Katherine Long has had her mother, Katherine, and sister, Mary Ruth Flores, visiting for the past week. Despite the run of gray days, they had a good time “doing Vineyard things,” and, knowing them, they probably had some sewing projects to work on together. All are avid quilters. Mary Ruth will be back in August to work in the fiber tent at the Ag Fair, as she does every year.

I had called Katherine to ask how long it’s been since Tom (Vogl) died. “2010,” she said. I asked because either the spring just before Tom died or the year before, he and Katherine gave me a little white Silkie hen named Fern. I delivered her to Redding in the cage they lent me in time to be a gift for my brother Andy’s March 19 birthday. Fern wasn’t getting along with the other hens in the Long/Vogl coop, and we hoped she would fare better with Andy and Edward’s chickens.
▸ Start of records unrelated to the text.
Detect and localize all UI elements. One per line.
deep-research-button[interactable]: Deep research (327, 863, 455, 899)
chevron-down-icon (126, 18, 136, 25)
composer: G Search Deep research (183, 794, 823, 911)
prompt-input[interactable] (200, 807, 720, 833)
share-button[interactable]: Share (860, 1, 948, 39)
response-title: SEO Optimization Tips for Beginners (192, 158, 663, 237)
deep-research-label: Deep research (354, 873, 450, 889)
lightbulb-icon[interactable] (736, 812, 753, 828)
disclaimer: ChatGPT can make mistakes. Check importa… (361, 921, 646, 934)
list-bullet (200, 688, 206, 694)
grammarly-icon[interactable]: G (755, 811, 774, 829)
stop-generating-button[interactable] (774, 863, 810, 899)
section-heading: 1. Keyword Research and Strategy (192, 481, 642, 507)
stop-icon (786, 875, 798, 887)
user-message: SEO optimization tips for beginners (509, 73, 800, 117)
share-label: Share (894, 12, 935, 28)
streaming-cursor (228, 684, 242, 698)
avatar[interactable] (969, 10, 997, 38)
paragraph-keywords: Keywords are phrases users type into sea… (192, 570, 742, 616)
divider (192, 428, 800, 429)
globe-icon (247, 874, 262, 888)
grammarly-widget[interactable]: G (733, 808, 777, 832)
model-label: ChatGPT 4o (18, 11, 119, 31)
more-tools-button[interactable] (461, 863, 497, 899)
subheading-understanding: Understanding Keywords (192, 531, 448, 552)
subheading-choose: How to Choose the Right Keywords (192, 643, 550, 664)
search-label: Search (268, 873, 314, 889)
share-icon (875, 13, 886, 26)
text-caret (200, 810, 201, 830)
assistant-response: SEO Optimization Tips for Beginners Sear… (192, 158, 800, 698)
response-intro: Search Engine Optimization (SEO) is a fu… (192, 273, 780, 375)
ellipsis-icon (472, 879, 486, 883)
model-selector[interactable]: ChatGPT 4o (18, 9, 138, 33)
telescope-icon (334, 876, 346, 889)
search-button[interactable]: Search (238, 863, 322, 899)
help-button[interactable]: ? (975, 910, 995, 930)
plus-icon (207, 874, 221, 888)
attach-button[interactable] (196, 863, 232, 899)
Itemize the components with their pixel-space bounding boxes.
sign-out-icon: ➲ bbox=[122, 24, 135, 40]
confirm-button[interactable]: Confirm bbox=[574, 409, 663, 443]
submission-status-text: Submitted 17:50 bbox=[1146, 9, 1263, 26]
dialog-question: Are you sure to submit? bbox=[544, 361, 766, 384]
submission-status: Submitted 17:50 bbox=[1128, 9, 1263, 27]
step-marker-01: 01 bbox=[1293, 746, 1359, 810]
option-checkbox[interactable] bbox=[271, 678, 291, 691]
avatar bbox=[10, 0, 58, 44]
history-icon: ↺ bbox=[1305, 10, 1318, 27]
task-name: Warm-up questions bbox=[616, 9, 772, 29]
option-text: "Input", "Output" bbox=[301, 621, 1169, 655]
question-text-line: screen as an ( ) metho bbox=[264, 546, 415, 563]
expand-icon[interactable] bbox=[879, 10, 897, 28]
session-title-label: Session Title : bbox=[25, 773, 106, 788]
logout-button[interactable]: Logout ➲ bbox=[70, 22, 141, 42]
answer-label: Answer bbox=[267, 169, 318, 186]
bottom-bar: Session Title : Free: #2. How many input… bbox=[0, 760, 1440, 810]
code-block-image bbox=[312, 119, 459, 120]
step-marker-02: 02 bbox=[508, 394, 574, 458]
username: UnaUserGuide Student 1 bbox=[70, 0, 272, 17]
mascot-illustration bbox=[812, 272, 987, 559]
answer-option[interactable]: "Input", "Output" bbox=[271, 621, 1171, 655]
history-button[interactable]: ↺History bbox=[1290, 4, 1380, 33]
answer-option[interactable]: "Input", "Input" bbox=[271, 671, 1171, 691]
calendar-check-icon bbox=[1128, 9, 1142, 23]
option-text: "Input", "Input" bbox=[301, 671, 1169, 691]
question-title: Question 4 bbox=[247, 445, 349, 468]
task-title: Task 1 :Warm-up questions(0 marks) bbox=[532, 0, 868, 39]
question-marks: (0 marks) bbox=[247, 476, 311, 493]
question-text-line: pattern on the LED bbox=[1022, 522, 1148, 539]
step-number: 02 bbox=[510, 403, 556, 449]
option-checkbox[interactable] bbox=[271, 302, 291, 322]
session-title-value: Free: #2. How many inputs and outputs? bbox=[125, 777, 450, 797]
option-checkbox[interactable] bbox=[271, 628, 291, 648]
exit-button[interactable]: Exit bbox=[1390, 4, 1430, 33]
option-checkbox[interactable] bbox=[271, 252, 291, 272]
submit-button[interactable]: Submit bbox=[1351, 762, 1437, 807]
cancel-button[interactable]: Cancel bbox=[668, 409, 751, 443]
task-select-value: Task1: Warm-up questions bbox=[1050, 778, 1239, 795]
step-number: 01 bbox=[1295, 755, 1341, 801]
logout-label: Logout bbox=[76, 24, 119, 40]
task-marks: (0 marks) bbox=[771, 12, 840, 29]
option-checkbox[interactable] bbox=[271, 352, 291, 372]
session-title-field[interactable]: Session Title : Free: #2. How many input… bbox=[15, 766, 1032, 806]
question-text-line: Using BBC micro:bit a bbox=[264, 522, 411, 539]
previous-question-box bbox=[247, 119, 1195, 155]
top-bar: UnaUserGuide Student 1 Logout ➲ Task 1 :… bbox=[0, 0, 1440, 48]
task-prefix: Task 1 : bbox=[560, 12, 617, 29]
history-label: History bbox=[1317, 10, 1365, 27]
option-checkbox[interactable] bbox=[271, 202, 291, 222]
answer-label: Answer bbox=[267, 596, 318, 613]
It was an instant match made in heaven. Fern and Andy loved each other from the start. She waited for him every morning, and he saved special tidbits just for her to eat out of his hand. They cuddled. Everyone got along, and Andy, a photographer, immortalized Fern in many of his images, especially in dress-ups or staged setups for their Christmas cards. She was a star.

She still is. Our brother Mike recently stayed at the house to take care of the dogs, chickens, and goat while Andy and Edward visited Tuscany for a fabulous week. Mike had done this before, but this time he found Fern especially charming, and even affectionate to him.

None of us can believe she has lived this long. She still lays eggs. That’s why I am telling this story. She is still alive and thriving. We all adore her. I have written about her on occasion over the years, so consider this an update on Fern’s long and happy life.